----- Original Message -----
On 11/19/2015 08:56 AM, Dave Anderson wrote:
>
>
> ----- Original Message -----
>>>
>>> So my questions are:
>>>
>>> (1) Is it OK to use "/proc/kcore" instead of "/dev/mem"
as a workaround?
>>> Is there any side-effect?
>>
>> As I read it, /proc/kcore is the kernel's virtual address space and
>> /dev/mem is the system's physical address space. It probably isn't wise
>> to debug the latter on any dom0 (whether nested in another
>> virtualization or not) except in very acute cases. It may explain the
>> problem you were having in the first place if VirtualBox affects whether
>> /dev/mem is a real physical memory view or if it doesn't then whether
>> VirtualBox itself affects those cases where, as I understand it, the
>> kernel has constant physical addresses for some things.
>
> Hi Dave,
>
> I'm not sure why /proc/kcore should be considered unwise?

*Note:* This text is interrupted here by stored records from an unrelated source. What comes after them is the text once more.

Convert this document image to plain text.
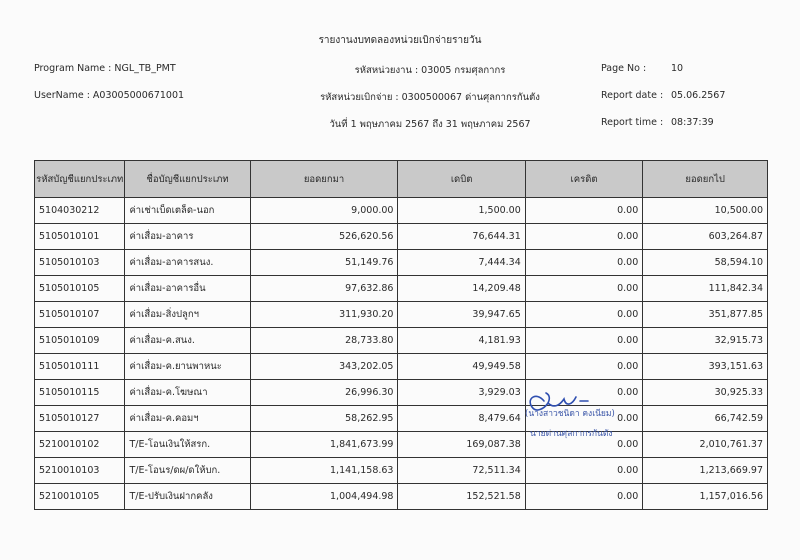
รายงานงบทดลองหน่วยเบิกจ่ายรายวัน
Program Name : NGL_TB_PMT
UserName : A03005000671001
รหัสหน่วยงาน : 03005 กรมศุลกากร
รหัสหน่วยเบิกจ่าย : 0300500067 ด่านศุลกากรกันตัง
วันที่ 1 พฤษภาคม 2567 ถึง 31 พฤษภาคม 2567
Page No :	10
Report date : 05.06.2567
Report time : 08:37:39
รหัสบัญชีแยกประเภท	ชื่อบัญชีแยกประเภท	ยอดยกมา	เดบิต	เครดิต	ยอดยกไป
5104030212	ค่าเช่าเบ็ดเตล็ด-นอก	9,000.00	1,500.00	0.00	10,500.00
5105010101	ค่าเสื่อม-อาคาร	526,620.56	76,644.31	0.00	603,264.87
5105010103	ค่าเสื่อม-อาคารสนง.	51,149.76	7,444.34	0.00	58,594.10
5105010105	ค่าเสื่อม-อาคารอื่น	97,632.86	14,209.48	0.00	111,842.34
5105010107	ค่าเสื่อม-สิ่งปลูกฯ	311,930.20	39,947.65	0.00	351,877.85
5105010109	ค่าเสื่อม-ค.สนง.	28,733.80	4,181.93	0.00	32,915.73
5105010111	ค่าเสื่อม-ค.ยานพาหนะ	343,202.05	49,949.58	0.00	393,151.63
5105010115	ค่าเสื่อม-ค.โฆษณา	26,996.30	3,929.03	0.00	30,925.33
5105010127	ค่าเสื่อม-ค.คอมฯ	58,262.95	8,479.64	0.00	66,742.59
5210010102	T/E-โอนเงินให้สรก.	1,841,673.99	169,087.38	0.00	2,010,761.37
5210010103	T/E-โอนร/ดผ/ดให้บก.	1,141,158.63	72,511.34	0.00	1,213,669.97
5210010105	T/E-ปรับเงินฝากคลัง	1,004,494.98	152,521.58	0.00	1,157,016.56
(นางสาวชนิดา คงเนียม)
นายด่านศุลกากรกันตัง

Even with a Xen
> dom0 kernel, if it works, it works. All that crash is doing is taking the
> physical address it normally would use for reading from /dev/mem (or /dev/crash),
> and turning it into a unity-mapped kernel virtual address that it reads from
> /proc/kcore. I might be missing something, but it would seem like the
> virtualization aspect would be a non-issue?
>
> /proc/kcore is a problem with 32-bit kernels, which cannot unity-map physical
> memory above 896MB, but even with those, the session still comes up, albeit
> slightly crippled.
It's my suspicion that many virtualization developers and some users
would consider it to be insecure to be able to read the memory of domUs
in the debugger itself when debugging the dom0 (other than when handling
desperate problems)
OK, I'm was just concerned with whether /proc/kcore works as a functional
replacement for /dev/mem, and not any "security" issues per se.